Examples of Natural Products
Examples of eligible natural product patents include:
- Natural products with a varied structure
- Compositions made from a natural product and other structurally altered components
- A natural product combined with an element that changes the way it functions
- A natural product along with other components that pass the "significantly more" analysis described above
- Devices that use a natural product with a new use that is not routine, conventional, or well-understood
- Compositions of several natural products that create a new flavor profile or other relevant properties that are significantly different than any of the component parts
- A natural product that has been made into a controlled-release formula
- A natural product with specific physical attributes that support a distinguishable, relevant property of the invention
Items that may not pass the significant more analysis include:
- Compositions made from a natural product with a carrier that is frequently used along with that type of natural product, even if the amounts of each substance are varied
Because your patent claims are evaluated on a case-by-case basis, you may want to consult with an experienced intellectual property attorney.

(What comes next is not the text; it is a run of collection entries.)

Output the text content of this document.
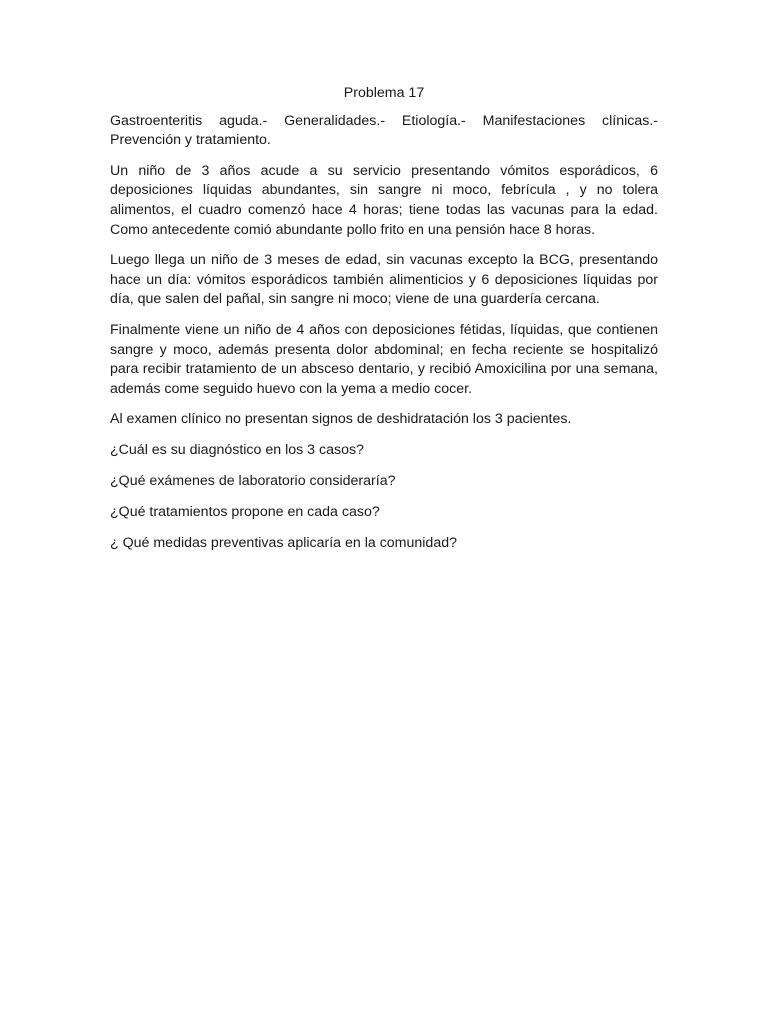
Problema 17

Gastroenteritis aguda.- Generalidades.- Etiología.- Manifestaciones clínicas.- Prevención y tratamiento.

Un niño de 3 años acude a su servicio presentando vómitos esporádicos, 6 deposiciones líquidas abundantes, sin sangre ni moco, febrícula , y no tolera alimentos, el cuadro comenzó hace 4 horas; tiene todas las vacunas para la edad. Como antecedente comió abundante pollo frito en una pensión hace 8 horas.

Luego llega un niño de 3 meses de edad, sin vacunas excepto la BCG, presentando hace un día: vómitos esporádicos también alimenticios y 6 deposiciones líquidas por día, que salen del pañal, sin sangre ni moco; viene de una guardería cercana.

Finalmente viene un niño de 4 años con deposiciones fétidas, líquidas, que contienen sangre y moco, además presenta dolor abdominal; en fecha reciente se hospitalizó para recibir tratamiento de un absceso dentario, y recibió Amoxicilina por una semana, además come seguido huevo con la yema a medio cocer.

Al examen clínico no presentan signos de deshidratación los 3 pacientes.

¿Cuál es su diagnóstico en los 3 casos?

¿Qué exámenes de laboratorio consideraría?

¿Qué tratamientos propone en cada caso?

¿ Qué medidas preventivas aplicaría en la comunidad?
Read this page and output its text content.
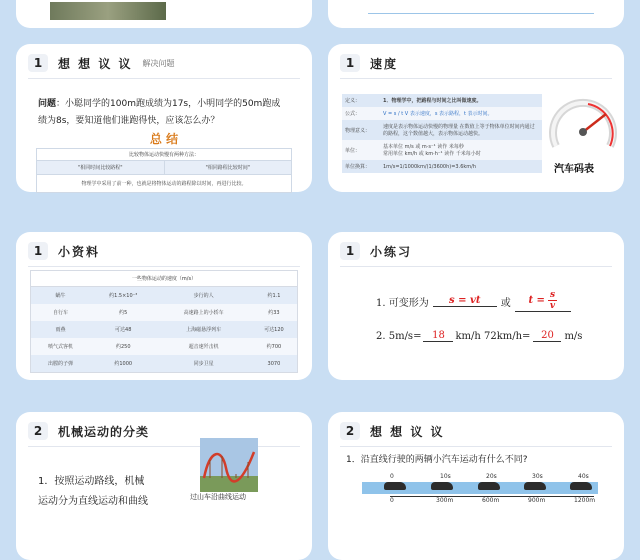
1	想 想 议 议 解决问题
问题：小聪同学的100m跑成绩为17s，小明同学的50m跑成绩为8s，要知道他们谁跑得快，应该怎么办？
总 结
比较物体运动快慢有两种方法：
"相同时间比较路程"	"相同路程比较时间"
物理学中采用了前一种，也就是将物体运动的路程除以时间，再进行比较。
1	速度
定义：	1．物理学中，把路程与时间之比叫做速度。
公式：	V = s / t V 表示速度，s 表示路程，t 表示时间。
物理意义：	速度是表示物体运动快慢的物理量 在数值上等于物体单位时间内通过的路程，这个数值越大，表示物体运动越快。
单位：	基本单位 m/s 或 m·s⁻¹ 读作 米每秒
常用单位 km/h 或 km·h⁻¹ 读作 千米每小时
单位换算：	1m/s=1/1000km/(1/3600h)=3.6km/h	汽车码表
1	小资料
一些物体运动的速度（m/s）
蜗牛	约1.5×10⁻³	步行的人	约1.1
自行车	约5	高速路上的小轿车	约33
雨燕	可达48	上海磁悬浮列车	可达120
喷气式客机	约250	超音速歼击机	约700
出膛的子弹	约1000	同步卫星	3070
1	小练习
1. 可变形为	s = vt	或 $t = \frac{s}{v}$
2. 5m/s=	18	km/h 72km/h=	20	m/s
2	机械运动的分类
1．按照运动路线，机械
运动分为直线运动和曲线	过山车沿曲线运动
2	想 想 议 议
1．沿直线行驶的两辆小汽车运动有什么不同?
0	10s	20s	30s	40s
0	300m	600m	900m	1200m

Key Court Cases Shaping the Nature of Patent Law
Several high-profile legal decisions have shaped the understanding of the nature of patent eligibility for natural products:
- Diamond v. Chakrabarty (1980): The Supreme Court ruled that a genetically engineered bacterium capable of breaking down crude oil was patentable, as it was not naturally occurring.
- Mayo Collaborative Services v. Prometheus Laboratories (2012): The Court held that a diagnostic method based on observing natural biological responses was not patentable, emphasizing that mere application of natural laws without significant innovation does not meet patent standards.
- Association for Molecular Pathology v. Myriad Genetics (2013): The Court confirmed that isolated genes are not patentable, but synthetic DNA (cDNA) is eligible because it does not occur naturally.
These decisions highlight that while the basic laws of nature cannot be patented, meaningful human intervention and innovation can lead to patent eligibility.
Frequently Asked Questions
-
Can natural products ever be patented?
Natural products themselves generally cannot be patented unless they have been modified or combined in a way that makes them markedly different from their natural state. -
What does "nature of patent" mean?
The "nature of patent" refers to the types of inventions and discoveries that qualify for patent protection under U.S. law, excluding laws of nature, natural phenomena, and abstract ideas. -
Are isolated or purified natural products patentable?
Isolated or purified natural products may not qualify for patent protection if they retain the same structure and function as they do in nature. However, if the isolation process imparts new properties, eligibility may be possible. -
Can methods using natural products be patented?
Yes, methods and processes that use natural products may be patentable if they involve new, non-obvious steps that transform or apply the product in an innovative way. -
What role does structural difference play in patent eligibility?
A structural difference between the claimed invention and the natural product is a critical factor in determining patent eligibility, especially when it results in new functionality or properties not found in nature.